Le centre sportif Georges-Picq sera encore plus chaud que vendredi soir. Parce que le coup d’envoi sera donné à 15 h 30 et que la température extérieure avoisinera les 30°. Mais aussi parce que le public charitois a maintes fois prouvé comment il peut porter son équipe et qu’il ne se privera pas de vivre un nouveau moment historique.

Garonne est amoindri

En face, il y aura une équipe de Garonne qui a prouvé la semaine dernière, lors du match 1, qu’elle pouvait rivaliser en terme d’intensité et d’engagement. Certes, les joueurs de Fayssal Rhennam seront affaiblis par les absences annoncées de Steiner et Auriol et la blessure de Traoré, qui ne sera pas à 100 %. Et le piège pourrait être là du côté charitois. Croire que le plus dur a été fait et se relâcher inconsciemment. Si le capitaine Camara parvient à transmettre la même rage à ses coéquipiers que vendredi soir, la victoire leur tendra les bras. Sinon, Darrigand ou Moupegnou ont la capacité à faire feu de tout bois, et surtout de tout bon ballon d’attaque.

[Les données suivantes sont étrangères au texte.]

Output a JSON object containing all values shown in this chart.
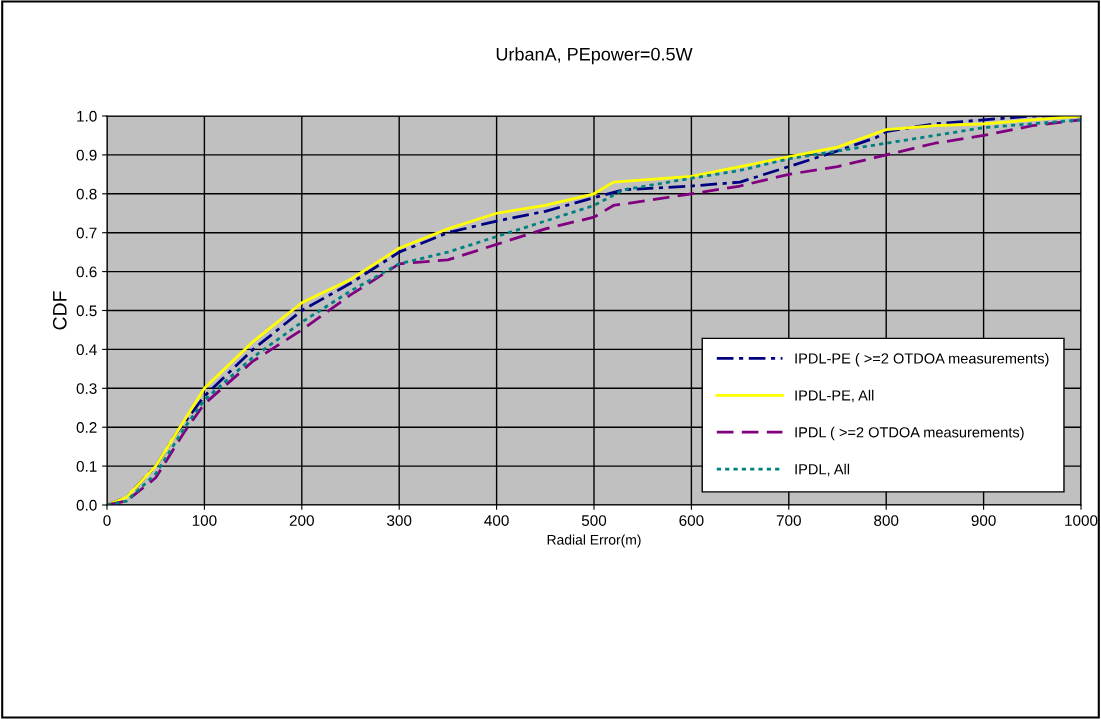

Moins de 48 h après un premier combat, il faudra aussi aller chercher des ressources physiques. Montañana n’en a plus beaucoup. Le pivot espagnol souffre des tendons d’Achille et a reçu un coup sur la cheville, mais ses coéquipiers ont semblé plus costauds que les Garonnais. Et à leurs âges, ils ont dû récupérer suffisamment pour repartir au combat. Le combat d’une vie pour La Charité. Celui qui écrira l’histoire du club.